The Doctor and the Viet Nam Vet

It's time to talk about Howard and John -- no not John Kerry, John McCain.  The pundits will be dissecting Howard Dean's rapid fall from front runner to marginal participant and then ex-candidate for some time to come.  Dean undoubtedly made some mistakes including being sucked into the negative duel with Dick Gephardt in Iowa.  But in the final analysis, as in any political race, the voters reaching the privacy of the booth simply wouldn't turn down the Dean lever.

And despite my own attraction to Howard Dean, particularly to his forthright critique of this misguided War, it really isn't so surprising.  Dean is both candid and a maverick, two qualities that make for great news bytes but not necessarily electoral success.  He says what he thinks and what he thinks is not always politic or popular.  In that regard, despite the obvious sharp ideological differences, he is very much like John McCain.  Howard and John are provocative, intriguing, more often than not, absolutely on target.  Both are ultimately unacceptable in prime time.  They entertain in the most positive sense of the word, they challenge in the most productive way, but they unnerve American voters because they are as unpredictable as events.  Neither, to use a medical metaphor, has sufficient bedside manner to put people at ease.  Dr.
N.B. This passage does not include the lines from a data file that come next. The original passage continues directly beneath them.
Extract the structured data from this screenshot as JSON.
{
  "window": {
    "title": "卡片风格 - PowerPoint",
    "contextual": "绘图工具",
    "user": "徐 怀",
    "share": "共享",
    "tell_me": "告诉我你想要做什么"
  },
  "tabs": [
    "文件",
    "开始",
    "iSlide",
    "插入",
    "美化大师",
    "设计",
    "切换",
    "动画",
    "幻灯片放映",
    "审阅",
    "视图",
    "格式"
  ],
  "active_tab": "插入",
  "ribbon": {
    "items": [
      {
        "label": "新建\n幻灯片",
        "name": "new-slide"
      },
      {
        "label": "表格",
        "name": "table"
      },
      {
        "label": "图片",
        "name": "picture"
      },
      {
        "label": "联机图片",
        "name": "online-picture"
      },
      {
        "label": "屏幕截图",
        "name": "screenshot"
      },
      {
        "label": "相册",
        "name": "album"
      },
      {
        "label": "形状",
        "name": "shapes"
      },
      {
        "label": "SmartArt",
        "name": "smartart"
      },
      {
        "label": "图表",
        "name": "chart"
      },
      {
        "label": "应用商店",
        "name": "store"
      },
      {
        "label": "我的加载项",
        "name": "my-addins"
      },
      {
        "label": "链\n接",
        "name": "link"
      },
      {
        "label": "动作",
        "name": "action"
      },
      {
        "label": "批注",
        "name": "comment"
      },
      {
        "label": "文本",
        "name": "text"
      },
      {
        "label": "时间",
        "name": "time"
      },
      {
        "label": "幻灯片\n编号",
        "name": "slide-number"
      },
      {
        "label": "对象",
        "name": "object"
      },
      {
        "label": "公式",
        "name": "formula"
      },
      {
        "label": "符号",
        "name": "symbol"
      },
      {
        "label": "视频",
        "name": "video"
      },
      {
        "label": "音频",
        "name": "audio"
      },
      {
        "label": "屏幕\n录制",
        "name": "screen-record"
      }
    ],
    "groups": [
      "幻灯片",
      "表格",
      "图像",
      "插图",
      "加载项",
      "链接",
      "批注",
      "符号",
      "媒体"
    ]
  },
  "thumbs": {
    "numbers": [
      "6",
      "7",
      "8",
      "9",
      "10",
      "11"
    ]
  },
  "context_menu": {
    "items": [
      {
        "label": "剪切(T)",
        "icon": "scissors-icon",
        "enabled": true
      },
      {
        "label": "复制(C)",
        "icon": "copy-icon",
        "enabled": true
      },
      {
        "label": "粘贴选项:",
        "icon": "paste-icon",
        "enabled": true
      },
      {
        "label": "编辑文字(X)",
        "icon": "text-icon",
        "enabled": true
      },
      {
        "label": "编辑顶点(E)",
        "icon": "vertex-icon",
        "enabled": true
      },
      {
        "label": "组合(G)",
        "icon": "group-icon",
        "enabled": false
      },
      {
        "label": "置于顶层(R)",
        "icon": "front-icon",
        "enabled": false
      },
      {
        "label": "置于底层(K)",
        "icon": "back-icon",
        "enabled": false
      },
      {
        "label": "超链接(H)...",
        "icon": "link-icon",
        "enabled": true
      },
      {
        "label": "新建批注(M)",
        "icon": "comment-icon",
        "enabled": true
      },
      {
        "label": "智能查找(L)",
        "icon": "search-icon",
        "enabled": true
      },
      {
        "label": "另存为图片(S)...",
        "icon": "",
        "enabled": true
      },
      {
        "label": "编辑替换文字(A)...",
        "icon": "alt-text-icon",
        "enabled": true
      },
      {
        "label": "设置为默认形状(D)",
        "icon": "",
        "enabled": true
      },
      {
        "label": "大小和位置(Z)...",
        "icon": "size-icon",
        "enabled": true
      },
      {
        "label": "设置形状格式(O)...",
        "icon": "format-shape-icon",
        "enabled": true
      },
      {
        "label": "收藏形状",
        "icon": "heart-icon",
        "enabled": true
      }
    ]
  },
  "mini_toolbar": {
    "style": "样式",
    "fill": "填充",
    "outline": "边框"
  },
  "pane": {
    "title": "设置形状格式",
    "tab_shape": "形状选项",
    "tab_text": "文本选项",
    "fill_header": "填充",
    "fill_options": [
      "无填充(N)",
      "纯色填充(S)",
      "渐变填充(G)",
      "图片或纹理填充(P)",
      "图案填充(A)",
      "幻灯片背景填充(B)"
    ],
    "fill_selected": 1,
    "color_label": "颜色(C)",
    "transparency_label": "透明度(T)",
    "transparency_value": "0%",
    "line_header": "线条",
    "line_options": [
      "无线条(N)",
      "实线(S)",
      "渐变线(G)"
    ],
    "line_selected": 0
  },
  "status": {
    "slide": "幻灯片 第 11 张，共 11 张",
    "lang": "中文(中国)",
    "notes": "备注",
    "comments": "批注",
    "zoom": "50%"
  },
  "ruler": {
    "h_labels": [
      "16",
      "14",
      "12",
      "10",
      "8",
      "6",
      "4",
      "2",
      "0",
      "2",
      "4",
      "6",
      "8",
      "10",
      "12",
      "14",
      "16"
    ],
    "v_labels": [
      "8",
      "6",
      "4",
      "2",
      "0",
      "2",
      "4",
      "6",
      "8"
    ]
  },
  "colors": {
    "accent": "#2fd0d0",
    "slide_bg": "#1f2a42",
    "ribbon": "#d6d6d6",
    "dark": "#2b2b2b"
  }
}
Judy Steinberg Dean may have done better.

Howard Dean proved to be an electoral loser, perhaps even more so than John McCain, but his impact upon the campaign in which he participated has been far more profound.  McCain interested the public, but had little impact upon the candidate of his party.  Dean, on the other hand, changed and focused the conversation in 2004.  His single minded opposition to the War in Iraq pulled along all of the leading candidates, made them rethink their positions giving them the courage to distance themselves from the Bush policy.  Dean did challenge his primary opponents, but his primary and most blistering criticism was always reserved for George Bush and policies that have set America on a dangerously wrong course both in foreign affairs and the economy.  If Democrats are now fully engaged and intent on winning, we can largely thank Howard Dean for building the fervor and attracting minions of young people who have energized the party in a way not seen for generations.

Dean awakened hope — the idea that George Bush could be defeated — and ironically it was precisely that accomplishment that did him in.  Democrats became convinced, as had Republicans four years earlier with John McCain, that translating this hope into reality required a different kind of standard-bearer.  That doesn't suggest even the remotest similarity in style or substance between Bush and Kerry, only that both were perceived as being the most electable.  In 2000 Bush had the support of the GOP establishment and the hard Right (of whom he turned out to be one), Kerry in this day of security hysteria, the compelling military credentials.  Unless he makes a big mistake, it is why he, not John Edwards, is likely to capture the nomination.  He'll make a fine President.